Victor Hugo, Promontorium Somnii (Annales littéraires de l'Université de Besançon, 1961) 

Je dois aussi à mon correspondant de m'avoir fourni un poème de Raymond Queneau qui met en scène le personnage de l'homme dans la lune, avec son chargement : 

La lune 

Sur la lune de lait caillé
on voit un bonhomme
il porte sur son dos
un fagot de gros bois

ça doit être bien lourd
car il n’avance pas
il est là chaque mois
bûcheron d’autrefois


sur la lune de néon
on voit un astronaute
il porte sur son dos
la fusée de retour

il est déjà parti
il n’y a plus personne
entre la mer des Crises
et la Sérénité


sur la lune de coton
on a peint les yeux la bouche
le nez et un gros bouton
sur lequel dort une mouche

toujours on a eu l’impression
que cet objet astronomique
était à portée de la main
familier, mélancolique
 


Raymond Queneau

Faisons maintenant une incursion en Belgique, avant de nous intéresser à diverses régions de France :

Les récits populaires d'Asie et d'Amérique ont formé à partir des taches de la surface lunaire l'image d'un lièvre ou d'un lapin, ceux de chez nous y ont dessiné des silhouettes humaines...

Ce qu'on voyait d'abord, c'était un dos courbé. Des gestes furtifs, des pas de loup. Dans le bois communal de Châtelet, Bruno, une fois de plus, profitait de la nuit pour dérober des fagots. C'était sa spécialité. Rien ne l'arrêtait, ni le vent, ni la neige, ni la pluie, ni les crocs des chiens propriétaires. Chaque nuit sans lune, il fagotait du bois mort sur le compte d'autrui.

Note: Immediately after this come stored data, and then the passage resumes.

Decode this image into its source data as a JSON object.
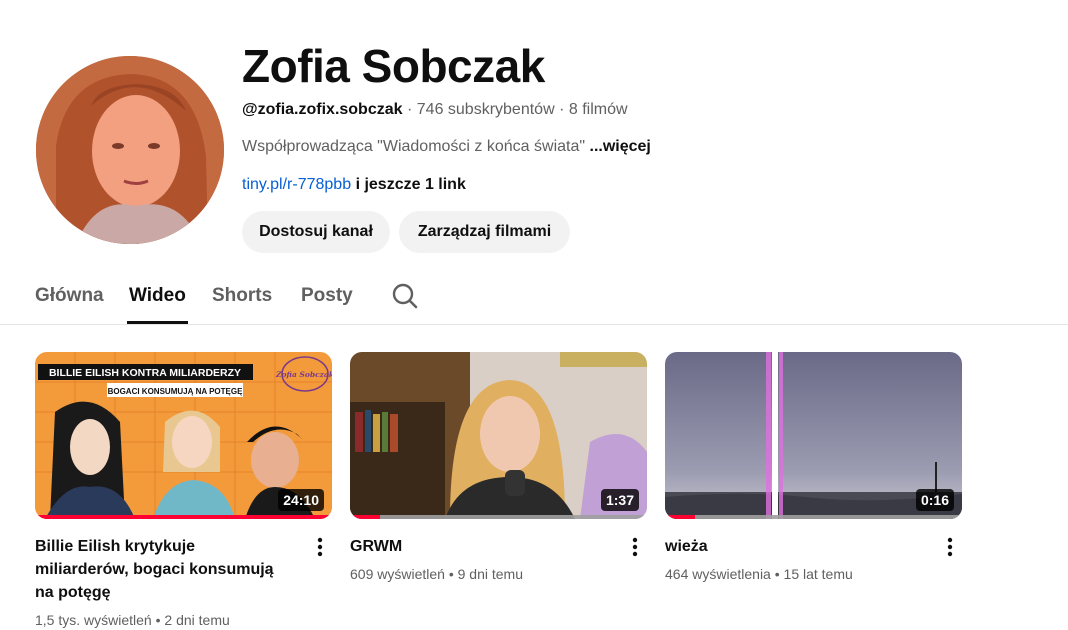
{
  "channel": {
    "name": "Zofia Sobczak",
    "handle": "@zofia.zofix.sobczak",
    "sep1": "·",
    "subscribers": "746 subskrybentów",
    "sep2": "·",
    "videos_count": "8 filmów",
    "description": "Współprowadząca \"Wiadomości z końca świata\"",
    "more": "...więcej",
    "link": "tiny.pl/r-778pbb",
    "link_extra": "i jeszcze 1 link"
  },
  "buttons": {
    "customize": "Dostosuj kanał",
    "manage": "Zarządzaj filmami"
  },
  "tabs": [
    {
      "label": "Główna"
    },
    {
      "label": "Wideo"
    },
    {
      "label": "Shorts"
    },
    {
      "label": "Posty"
    }
  ],
  "active_tab": "Wideo",
  "videos": [
    {
      "title": "Billie Eilish krytykuje miliarderów, bogaci konsumują na potęgę",
      "views": "1,5 tys. wyświetleń",
      "sep": "•",
      "age": "2 dni temu",
      "duration": "24:10",
      "progress_fraction": 1.0,
      "thumb_text_top": "BILLIE EILISH KONTRA MILIARDERZY",
      "thumb_text_sub": "BOGACI KONSUMUJĄ NA POTĘGĘ",
      "thumb_logo": "Zofia Sobczak"
    },
    {
      "title": "GRWM",
      "views": "609 wyświetleń",
      "sep": "•",
      "age": "9 dni temu",
      "duration": "1:37",
      "progress_fraction": 0.1
    },
    {
      "title": "wieża",
      "views": "464 wyświetlenia",
      "sep": "•",
      "age": "15 lat temu",
      "duration": "0:16",
      "progress_fraction": 0.1
    }
  ],
  "colors": {
    "accent_red": "#ff0033",
    "link_blue": "#065fd4",
    "button_bg": "#f2f2f2"
  }
}
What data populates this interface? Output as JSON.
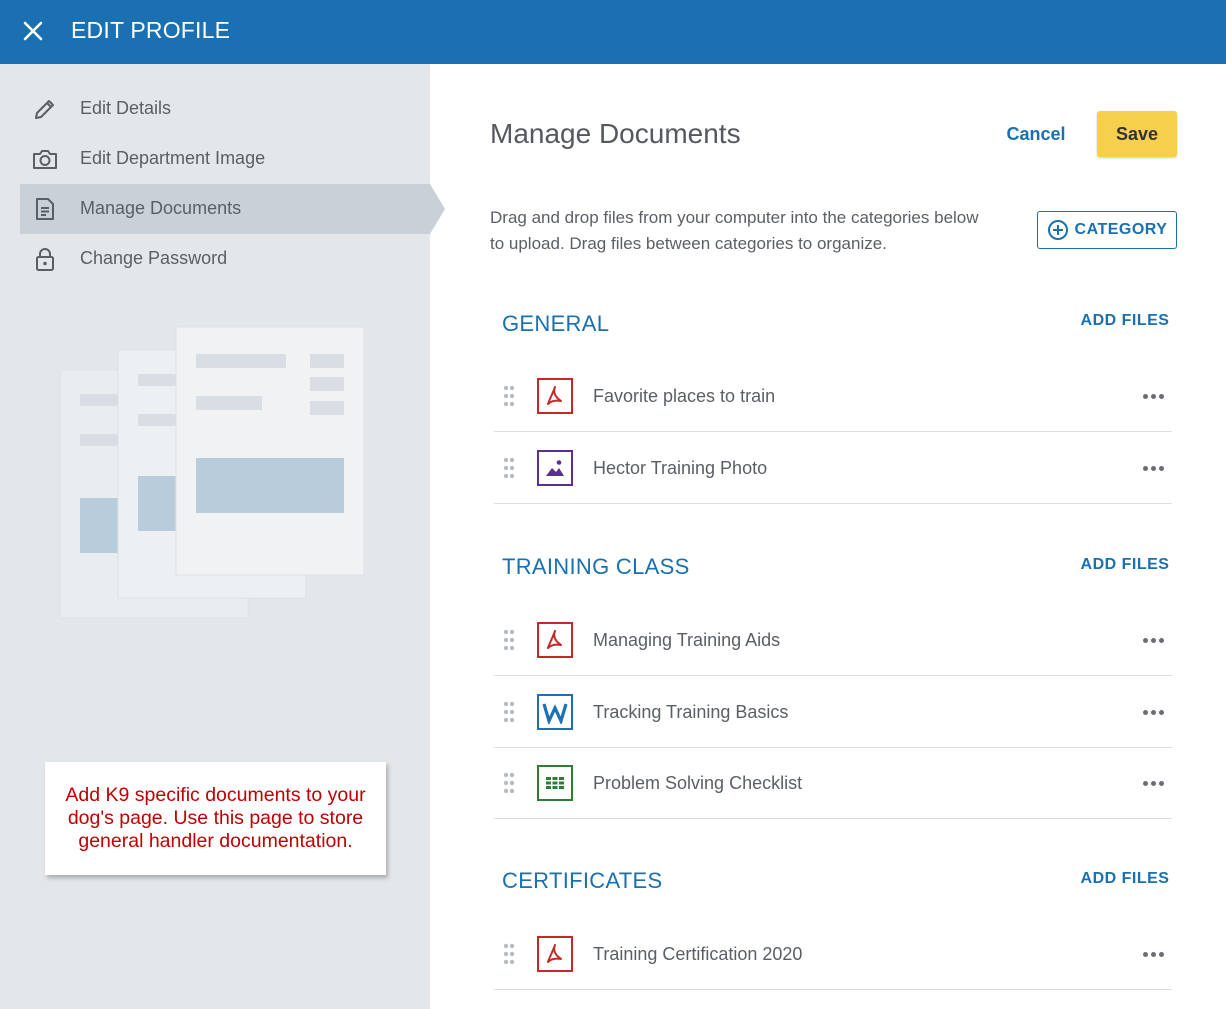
{
  "header": {
    "title": "EDIT PROFILE",
    "close_icon": "close-icon"
  },
  "sidebar": {
    "items": [
      {
        "label": "Edit Details",
        "icon": "pencil-icon",
        "active": false
      },
      {
        "label": "Edit Department Image",
        "icon": "camera-icon",
        "active": false
      },
      {
        "label": "Manage Documents",
        "icon": "document-icon",
        "active": true
      },
      {
        "label": "Change Password",
        "icon": "lock-icon",
        "active": false
      }
    ],
    "note": "Add K9 specific documents to your dog's page. Use this page to store general handler documentation."
  },
  "main": {
    "title": "Manage Documents",
    "cancel_label": "Cancel",
    "save_label": "Save",
    "instructions": "Drag and drop files from your computer into the categories below to upload. Drag files between categories to organize.",
    "category_button_label": "CATEGORY",
    "add_files_label": "ADD FILES",
    "sections": [
      {
        "title": "GENERAL",
        "files": [
          {
            "name": "Favorite places to train",
            "type": "pdf"
          },
          {
            "name": "Hector Training Photo",
            "type": "image"
          }
        ]
      },
      {
        "title": "TRAINING CLASS",
        "files": [
          {
            "name": "Managing Training Aids",
            "type": "pdf"
          },
          {
            "name": "Tracking Training Basics",
            "type": "word"
          },
          {
            "name": "Problem Solving Checklist",
            "type": "spreadsheet"
          }
        ]
      },
      {
        "title": "CERTIFICATES",
        "files": [
          {
            "name": "Training Certification 2020",
            "type": "pdf"
          }
        ]
      }
    ]
  },
  "colors": {
    "header_bg": "#1a70b0",
    "accent": "#1a70b0",
    "save_bg": "#f6cf4c",
    "sidebar_bg": "#e3e7ea",
    "note_text": "#c00000",
    "pdf": "#c62828",
    "image": "#5e2d91",
    "word": "#1f6fb5",
    "spreadsheet": "#2e7d32"
  }
}
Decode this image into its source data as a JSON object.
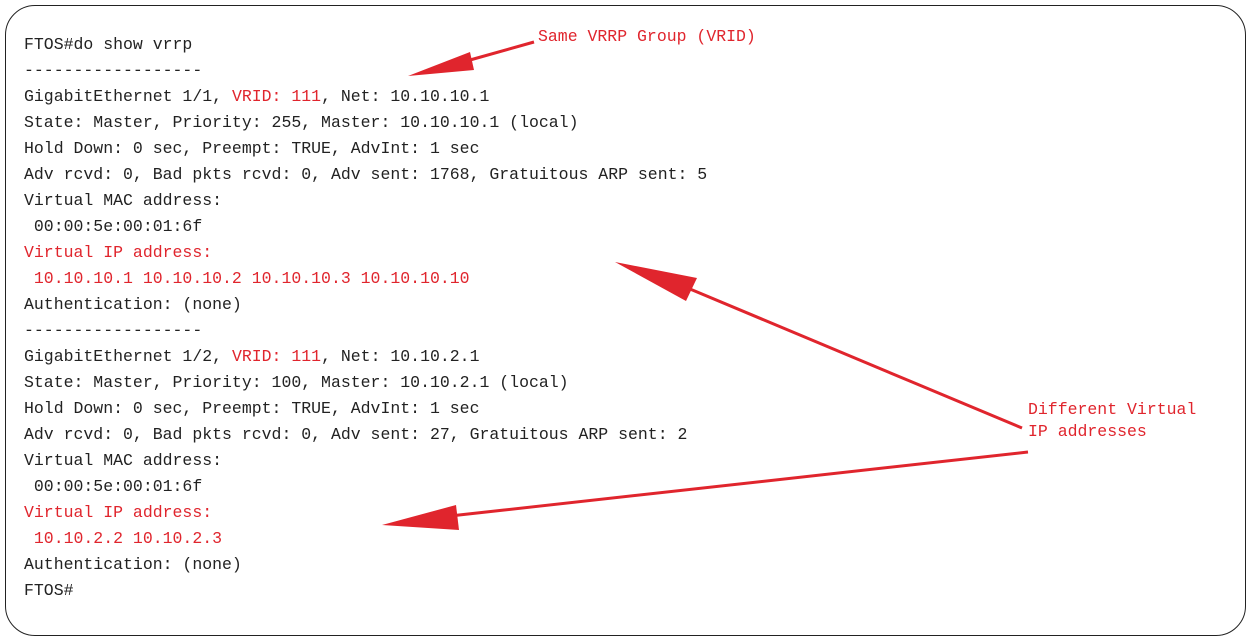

Ce que la clarté découvrit soudain, c'était son dos voûté. Bruno se redressa, furieux. Le disque lunaire venait de déchirer le mouchoir des nuages. Dérangé dans sa tâche, Bruno se mit à injurier l'astre, proférant mille menaces, agitant une fourche vengeresse. Sur le champ, la lune l'attira et l'enferma. Bruno y est encore, enclos dans la montre des pleines lunes, jusqu'à l'éternité.

Ce qu'on voyait, c'était un dos courbé. Le dos voûté de Bruno portant son fagot. La silhouette du chapardeur à jamais enclavée dans l'astre gris.

Ainsi les vieux de Châtelet expliquaient-ils l'étrange géométrie des dessins formés par les taches de lune. A Godarville, l'homme au fagot se nommait Pharaon. La légende, que le christianisme a marquée au passage, raconte que Pharaon dérobait, par une nuit sombre, les navets d'un voisin. Il fut soudain dérangé par un clair de lune imprévu. Craignant d'être reconnu, le maraudeur saisit un fagot d'épines, l'éleva avec sa fourche et voulut ainsi occulter le cercle lunaire. Pour le punir, Dieu l'attira dans l'astre. On y distingue encore aujourd'hui, affirme la légende, la forme du voleur de navets.

Il arrive - mais rarement - que la lune prenne le nom de l'un de ses hôtes. C'est le cas à Jamioulx, où l'on disait plaisamment :
«Bruno n'est pas encore levé» pour signifier que la lune ne l'était pas encore. En Hainaut, l'astre est souvent appelé «La Belle». Peut-être pour nous prouver que, si les légendes, au pays de Charleroi, ont négligé le soleil, elles ont, par contre, révéré la lune, celle qui se lève avec tous les mystères, celle qui sonne l'heure du sabbat, celle qui ne cesse d'introduire l'homme dans la salle d'attente de ses fantasmes et de ses peurs. 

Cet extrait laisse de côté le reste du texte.